Powered-down Azure VMs on the infrastructure list
When you power down your VMs in Azure, the Datadog Azure integration still collects the metric azure.vm.status for that VM. This metric is tagged with status:running, status:not_running, or status:unknown.
This is intended, but causes the VM to remain on your infrastructure list. If your VM reports only this metric, it does not count towards your billable host-count. See the Datadog Billing section for more info on billing matters.
If you destroy your Azure VM, it phases out of your infrastructure list within 3 hours.
Azure VMs appear in the app without metrics
After properly installing the Azure Integration within Datadog, metrics from you Azure VMs and other services should begin to flow in about 15 minutes.
If after this time you see Azure VMs in your infrastructure list but no metrics are being reported, a few things can be happening.
Make sure you are looking for the right metrics.
Classic virtual machine metrics begin with the azure.vm namespace and ARM deployed virtual machine metrics begin with the azure.compute_virtualmachines namespace.
If neither of these namespaces are returning metrics, make sure Diagnostics is turned on for the Virtual Machines within the Azure Portal.
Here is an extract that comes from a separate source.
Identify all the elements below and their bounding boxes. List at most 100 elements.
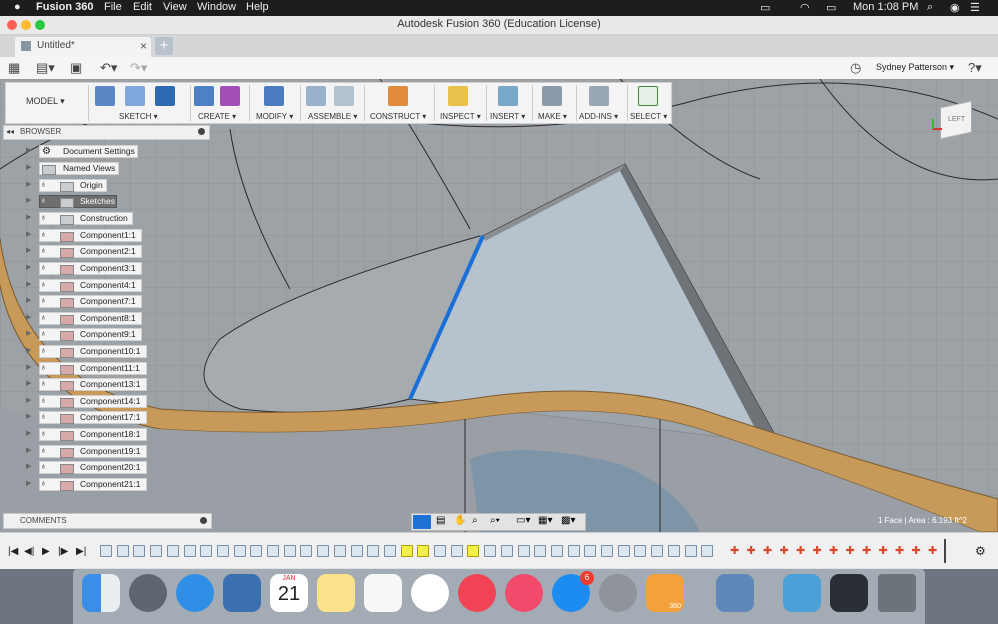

Only Boot diagnostics and Basic metrics are required.
For Classic VMs:
For ARM deployed VMs:
Make sure the Virtual machine is running.
The integration does not collect performance metrics for stopped or deallocated machines. Use the azure.vm.count metric and the status tag values of running, stopped, and stopped_deallocated to determine the status of your hosts. Make sure the host in question has status:running, and is running in the Azure portal.
Issues with azure.*.count metrics
If your Azure integration is reporting metrics but not azure.*.count, or azure.*.count is returning status:query_failed, your Azure subscription needs to register the Azure Resource Health provider.
Using the Azure Command Line Interface:
azure login # Login to the Azure user associated with your Datadog accountazure config mode arm
azure provider register Microsoft.ResourceHealth
The azure.*.count metric should show in Datadog within 5 - 10 minutes.